I’ll never forget it, my heart was pounding and I was waiting for the doctor to tell me if my at home pregnancy test was accurate.  She walked in and started the exam and I was in fact pregnant, I looked at my partner and was excited and really scared.  We didn’t plan this, we had only been dating five months, so many things were rushing through my head.  

My doctor looked at me and asked my partner to step out of the room and said, “Listen, your blood pressure is very high and you are at high risk.”  I laughed because I had never had high blood pressure related to heart disease, but I did have anxiety.  I said, “look I am really nervous, please just take it again.  I wasn’t expecting this and I am just really anxious.” She didn’t smile she didn’t hug me, she told me that based on my age and race I was 4 times more likely to die during child labor than a white woman and based on this one appointment I was a prime  candidate for pre-eclampsia.  

That is how the first 27 weeks of my OB/GYN visits went.  I was treated like an insurance liability instead of a woman having a baby.  No one asked how I felt or if I was scared, they just sent me to a high risk doctor and gave me an ultrasound every 3 weeks. 

I was scared, but I was prepared.  I knew all that could go wrong and how little would go right, because I was a Black woman in my thirties.  I read every book on pre-eclampsia, read all the scary data and read Beyonce and Serena Williams’ scary labor stories. I had a doula and she prepared me for the best and the worst.  However, at 27 weeks after an appointment where the doctor couldn’t find my baby’s heartbeat and I panicked and she told me to calm down with no emotion, I switched practices.  I decided at that moment, I didn’t want to be treated like I would have pre-eclampsia. I wanted to be treated like a human with emotions. 

My partner and I went into this doctor’s office fully prepared to assume the roles of good cop, bad cop. He was a middle aged Jewish man, a highly sought after OB/GYN.  The first thing I said to him was, “I don’t have pre-eclampsia and I don’t want to be treated like I will because I am Black”.  He looked at the both of us and said, “I am sorry we have really let Black mother’s down in this country and you are safe here.  You will have a safe birth and you will have a healthy baby.” I was so happy to hear that, then he said “I agree with Colin Kapernick kneeling” (which was super awkward), but I believe it was his way of saying, I see the Black struggle. I don’t know, but I laugh at it often. 
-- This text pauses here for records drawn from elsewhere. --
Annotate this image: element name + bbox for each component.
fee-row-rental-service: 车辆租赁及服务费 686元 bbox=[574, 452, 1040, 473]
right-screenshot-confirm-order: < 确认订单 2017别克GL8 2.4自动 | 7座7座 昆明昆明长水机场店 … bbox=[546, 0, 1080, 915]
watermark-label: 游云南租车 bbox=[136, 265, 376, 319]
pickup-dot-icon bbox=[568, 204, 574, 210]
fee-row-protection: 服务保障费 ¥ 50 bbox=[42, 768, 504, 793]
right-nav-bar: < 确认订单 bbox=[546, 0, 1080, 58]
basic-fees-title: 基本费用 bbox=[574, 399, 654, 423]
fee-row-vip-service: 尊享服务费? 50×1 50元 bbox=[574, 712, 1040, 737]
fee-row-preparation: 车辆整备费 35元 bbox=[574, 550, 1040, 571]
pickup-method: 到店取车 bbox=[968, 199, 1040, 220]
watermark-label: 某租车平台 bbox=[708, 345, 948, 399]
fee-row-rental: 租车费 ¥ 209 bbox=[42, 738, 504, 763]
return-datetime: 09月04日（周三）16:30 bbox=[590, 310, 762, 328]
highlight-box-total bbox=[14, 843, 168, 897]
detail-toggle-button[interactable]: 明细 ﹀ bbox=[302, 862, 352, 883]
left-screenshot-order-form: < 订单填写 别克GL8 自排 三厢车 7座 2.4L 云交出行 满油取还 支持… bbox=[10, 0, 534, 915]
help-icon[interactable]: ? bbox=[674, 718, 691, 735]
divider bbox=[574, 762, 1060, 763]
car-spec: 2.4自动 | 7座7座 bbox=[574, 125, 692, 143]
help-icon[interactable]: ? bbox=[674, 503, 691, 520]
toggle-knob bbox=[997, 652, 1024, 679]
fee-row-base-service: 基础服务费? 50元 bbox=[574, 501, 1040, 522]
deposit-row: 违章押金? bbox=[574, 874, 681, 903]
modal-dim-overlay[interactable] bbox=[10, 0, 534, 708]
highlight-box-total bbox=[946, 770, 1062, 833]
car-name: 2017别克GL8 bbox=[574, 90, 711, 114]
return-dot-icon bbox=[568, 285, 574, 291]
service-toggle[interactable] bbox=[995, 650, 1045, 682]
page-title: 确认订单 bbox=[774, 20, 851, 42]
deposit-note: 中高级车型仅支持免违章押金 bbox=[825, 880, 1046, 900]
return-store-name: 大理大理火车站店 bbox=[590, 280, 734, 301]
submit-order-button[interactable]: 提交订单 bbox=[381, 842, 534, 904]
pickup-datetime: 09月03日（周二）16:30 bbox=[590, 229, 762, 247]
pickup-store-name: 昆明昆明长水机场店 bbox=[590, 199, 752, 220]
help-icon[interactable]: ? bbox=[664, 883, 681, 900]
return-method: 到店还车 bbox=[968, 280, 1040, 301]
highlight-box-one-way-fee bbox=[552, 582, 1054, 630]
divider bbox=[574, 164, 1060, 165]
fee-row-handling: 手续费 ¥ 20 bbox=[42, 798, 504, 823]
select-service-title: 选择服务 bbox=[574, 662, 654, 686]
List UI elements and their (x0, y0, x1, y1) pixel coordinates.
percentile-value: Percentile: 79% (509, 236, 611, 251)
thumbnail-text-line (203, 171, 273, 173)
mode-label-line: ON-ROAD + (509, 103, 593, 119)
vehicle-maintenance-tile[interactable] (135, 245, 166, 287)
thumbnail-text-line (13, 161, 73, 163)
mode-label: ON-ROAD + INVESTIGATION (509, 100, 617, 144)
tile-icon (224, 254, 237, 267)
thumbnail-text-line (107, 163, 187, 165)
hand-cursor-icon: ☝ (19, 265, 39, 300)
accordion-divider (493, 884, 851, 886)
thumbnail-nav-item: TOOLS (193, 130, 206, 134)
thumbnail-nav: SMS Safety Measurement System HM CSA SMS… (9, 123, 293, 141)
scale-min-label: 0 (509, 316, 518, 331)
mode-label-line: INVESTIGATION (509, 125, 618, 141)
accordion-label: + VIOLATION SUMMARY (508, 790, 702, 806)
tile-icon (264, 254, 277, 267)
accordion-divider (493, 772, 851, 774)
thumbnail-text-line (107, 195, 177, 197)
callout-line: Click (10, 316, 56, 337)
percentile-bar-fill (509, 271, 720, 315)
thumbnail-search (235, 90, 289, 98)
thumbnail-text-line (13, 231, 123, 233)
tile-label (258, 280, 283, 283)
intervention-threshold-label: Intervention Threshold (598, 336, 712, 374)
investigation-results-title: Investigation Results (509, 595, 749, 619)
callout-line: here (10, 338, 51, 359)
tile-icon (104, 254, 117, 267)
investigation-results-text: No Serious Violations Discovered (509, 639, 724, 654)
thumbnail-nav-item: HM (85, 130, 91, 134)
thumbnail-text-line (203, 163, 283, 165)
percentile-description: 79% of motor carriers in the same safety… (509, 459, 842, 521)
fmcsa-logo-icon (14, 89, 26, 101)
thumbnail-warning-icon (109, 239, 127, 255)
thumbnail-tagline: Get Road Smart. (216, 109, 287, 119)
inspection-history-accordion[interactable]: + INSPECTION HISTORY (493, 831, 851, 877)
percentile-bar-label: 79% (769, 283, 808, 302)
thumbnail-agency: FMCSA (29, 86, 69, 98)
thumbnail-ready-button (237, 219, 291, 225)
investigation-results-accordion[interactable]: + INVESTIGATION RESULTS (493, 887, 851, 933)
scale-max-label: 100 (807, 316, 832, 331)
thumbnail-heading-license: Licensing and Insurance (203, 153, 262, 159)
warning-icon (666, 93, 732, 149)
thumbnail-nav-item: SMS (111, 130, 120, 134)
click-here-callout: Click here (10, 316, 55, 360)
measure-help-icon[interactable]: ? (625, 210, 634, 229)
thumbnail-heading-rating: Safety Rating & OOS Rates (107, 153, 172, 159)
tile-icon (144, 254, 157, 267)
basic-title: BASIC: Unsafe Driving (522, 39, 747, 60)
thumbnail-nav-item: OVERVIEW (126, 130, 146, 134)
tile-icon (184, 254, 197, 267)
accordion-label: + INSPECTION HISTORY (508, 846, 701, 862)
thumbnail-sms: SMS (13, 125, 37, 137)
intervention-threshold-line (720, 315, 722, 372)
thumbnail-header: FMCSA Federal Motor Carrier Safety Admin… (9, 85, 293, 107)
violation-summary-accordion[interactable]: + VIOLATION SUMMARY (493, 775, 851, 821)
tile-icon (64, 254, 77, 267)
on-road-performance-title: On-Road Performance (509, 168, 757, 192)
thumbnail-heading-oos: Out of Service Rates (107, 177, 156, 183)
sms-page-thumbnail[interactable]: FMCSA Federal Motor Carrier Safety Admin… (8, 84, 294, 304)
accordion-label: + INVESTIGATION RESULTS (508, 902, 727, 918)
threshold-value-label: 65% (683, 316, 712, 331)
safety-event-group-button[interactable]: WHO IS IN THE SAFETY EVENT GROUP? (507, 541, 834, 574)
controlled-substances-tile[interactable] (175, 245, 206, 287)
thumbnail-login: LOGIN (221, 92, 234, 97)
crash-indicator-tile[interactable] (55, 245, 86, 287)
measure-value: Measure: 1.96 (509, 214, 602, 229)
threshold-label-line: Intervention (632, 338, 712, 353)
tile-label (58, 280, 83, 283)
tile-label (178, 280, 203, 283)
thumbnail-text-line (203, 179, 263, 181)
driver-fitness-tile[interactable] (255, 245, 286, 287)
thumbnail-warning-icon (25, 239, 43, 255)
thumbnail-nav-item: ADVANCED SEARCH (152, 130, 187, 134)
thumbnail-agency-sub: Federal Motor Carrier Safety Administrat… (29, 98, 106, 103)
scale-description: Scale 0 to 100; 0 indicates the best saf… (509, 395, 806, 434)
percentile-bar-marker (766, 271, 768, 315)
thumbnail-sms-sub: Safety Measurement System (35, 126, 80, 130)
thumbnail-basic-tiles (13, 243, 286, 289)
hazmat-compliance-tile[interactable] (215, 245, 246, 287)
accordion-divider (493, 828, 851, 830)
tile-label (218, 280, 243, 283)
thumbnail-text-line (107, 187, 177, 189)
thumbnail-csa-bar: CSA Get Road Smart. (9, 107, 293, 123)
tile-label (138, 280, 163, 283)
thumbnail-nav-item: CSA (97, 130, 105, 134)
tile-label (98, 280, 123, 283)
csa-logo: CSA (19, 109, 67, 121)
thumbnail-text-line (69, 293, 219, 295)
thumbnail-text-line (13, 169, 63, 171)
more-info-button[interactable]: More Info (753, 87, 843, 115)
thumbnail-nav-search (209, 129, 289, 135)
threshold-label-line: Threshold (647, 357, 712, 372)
Long story short, at 38 weeks I had preeclempsia and my labor was induced.  I arrived at the doctor and they took my blood pressure, excused themselves and said, “we have to go now.”  I was prepared for this, knew this was a possibility, so I was escorted across the street to the hospital. I sat alone and I cried in the waiting room as I waited for my partner and doula.  My doctor saw me and said,  “what are you crying for ?  We spoke about this and we have a plan, you will be safe.” 

Right then and there I was prepared to advocate for myself as a Black woman, I was prepared to bring my baby into this world safely and I was prepared to be treated like a potential fatality.  What I wasn’t prepared for was any of the mental health issues that may arrive postpartum. 

No one spoke with me about my feelings about my harsh treatment early on. No one spoke to me about being a Black woman having a baby and how that made me feel. Nobody spoke to me about how my past history with anxiety could increase my risk of postpartum depression and anxiety. 

I remember crying when my baby was 5 days old thinking, “no one knows that I am scared to be a mom”, and no one cared that I wasn’t prepared for this.